My colleague and good friend Jen Benz just wrote a blog on Benefits Buzz called, “Flu Prevention--Mostly Common Sense, but Do Your Benefits Policies Support It?” I'm suggesting it to all of you because it covers practical recommendations from the CDC that make this hard-to-imagine situation become more real.
The recommendations aren’t all that scary. In fact, it’s very much what you would expect when it comes to flu season.
With one exception.
A CDC guideline is “If sick, stay home for seven days after your symptoms begin or until you have been symptom-free for 24 hours, whichever is longer.” Stop. Pause. Reread to confirm. Stay home for (at least) seven days.
I can hear it now. Oh, that’s an exaggeration. A flu normally lasts three or four days. Well, I was recently at a conference where I met a (strapping, vital) businessman who went home to Australia, and when I checked in to say hello, he emailed me that he had been in bed for days with the Swine flu. When I checked again to see how he was recovering, he told me he felt weak and needed a few more days to get back up to speed.

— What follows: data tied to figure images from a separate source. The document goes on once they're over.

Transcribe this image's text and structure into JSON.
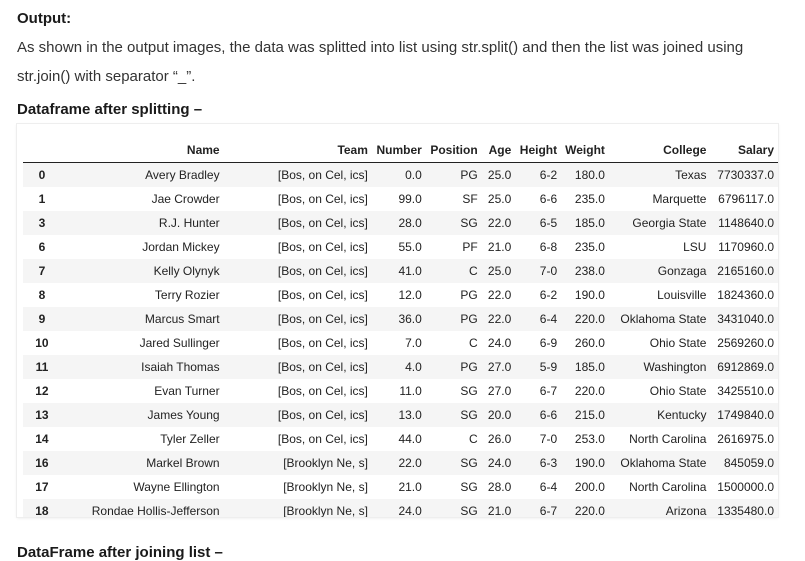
{
  "output_heading": "Output:",
  "paragraph": "As shown in the output images, the data was splitted into list using str.split() and then the list was joined using str.join() with separator “_”.",
  "section_heading": "Dataframe after splitting –",
  "next_heading": "DataFrame after joining list –",
  "table": {
    "columns": [
      "",
      "Name",
      "Team",
      "Number",
      "Position",
      "Age",
      "Height",
      "Weight",
      "College",
      "Salary"
    ],
    "rows": [
      [
        "0",
        "Avery Bradley",
        "[Bos, on Cel, ics]",
        "0.0",
        "PG",
        "25.0",
        "6-2",
        "180.0",
        "Texas",
        "7730337.0"
      ],
      [
        "1",
        "Jae Crowder",
        "[Bos, on Cel, ics]",
        "99.0",
        "SF",
        "25.0",
        "6-6",
        "235.0",
        "Marquette",
        "6796117.0"
      ],
      [
        "3",
        "R.J. Hunter",
        "[Bos, on Cel, ics]",
        "28.0",
        "SG",
        "22.0",
        "6-5",
        "185.0",
        "Georgia State",
        "1148640.0"
      ],
      [
        "6",
        "Jordan Mickey",
        "[Bos, on Cel, ics]",
        "55.0",
        "PF",
        "21.0",
        "6-8",
        "235.0",
        "LSU",
        "1170960.0"
      ],
      [
        "7",
        "Kelly Olynyk",
        "[Bos, on Cel, ics]",
        "41.0",
        "C",
        "25.0",
        "7-0",
        "238.0",
        "Gonzaga",
        "2165160.0"
      ],
      [
        "8",
        "Terry Rozier",
        "[Bos, on Cel, ics]",
        "12.0",
        "PG",
        "22.0",
        "6-2",
        "190.0",
        "Louisville",
        "1824360.0"
      ],
      [
        "9",
        "Marcus Smart",
        "[Bos, on Cel, ics]",
        "36.0",
        "PG",
        "22.0",
        "6-4",
        "220.0",
        "Oklahoma State",
        "3431040.0"
      ],
      [
        "10",
        "Jared Sullinger",
        "[Bos, on Cel, ics]",
        "7.0",
        "C",
        "24.0",
        "6-9",
        "260.0",
        "Ohio State",
        "2569260.0"
      ],
      [
        "11",
        "Isaiah Thomas",
        "[Bos, on Cel, ics]",
        "4.0",
        "PG",
        "27.0",
        "5-9",
        "185.0",
        "Washington",
        "6912869.0"
      ],
      [
        "12",
        "Evan Turner",
        "[Bos, on Cel, ics]",
        "11.0",
        "SG",
        "27.0",
        "6-7",
        "220.0",
        "Ohio State",
        "3425510.0"
      ],
      [
        "13",
        "James Young",
        "[Bos, on Cel, ics]",
        "13.0",
        "SG",
        "20.0",
        "6-6",
        "215.0",
        "Kentucky",
        "1749840.0"
      ],
      [
        "14",
        "Tyler Zeller",
        "[Bos, on Cel, ics]",
        "44.0",
        "C",
        "26.0",
        "7-0",
        "253.0",
        "North Carolina",
        "2616975.0"
      ],
      [
        "16",
        "Markel Brown",
        "[Brooklyn Ne, s]",
        "22.0",
        "SG",
        "24.0",
        "6-3",
        "190.0",
        "Oklahoma State",
        "845059.0"
      ],
      [
        "17",
        "Wayne Ellington",
        "[Brooklyn Ne, s]",
        "21.0",
        "SG",
        "28.0",
        "6-4",
        "200.0",
        "North Carolina",
        "1500000.0"
      ],
      [
        "18",
        "Rondae Hollis-Jefferson",
        "[Brooklyn Ne, s]",
        "24.0",
        "SG",
        "21.0",
        "6-7",
        "220.0",
        "Arizona",
        "1335480.0"
      ]
    ]
  }
}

Jen was reminding Benefits practitioners to be prepared to help employees with the confusing combo of company time off and regulatory leaves that would enable them to be paid for all that time away from work. And, of course, to begin to get the employee communications ready, if HR hadn’t started on them yet.
But that got me thinking. How would H1N1 affect the work of the rest of HR? What if we really did have large numbers of people sick for a week or longer? It might only take a couple of sneezes for whole departments to be unstaffed or understaffed for days at a time. (Not necessarily an overstatement!)
Picture functions like Call Centers, Accounts Receivable and Security with seriously depleted staffing. (Hmmm. We might be able to struggle through a shortage of Department Heads or Vice Presidents, though.) Surely HR would be asked to collaborate on solutions when customer service, cash flow or safety were compromised.
And that’s when job descriptions leapt to mind. They would be one of the resources you could use to figure out how to move people in from other departments or recruit fill-in temps to help staff functions that were struggling.
Those lowly documents come in handy at the weirdest times, don’t they?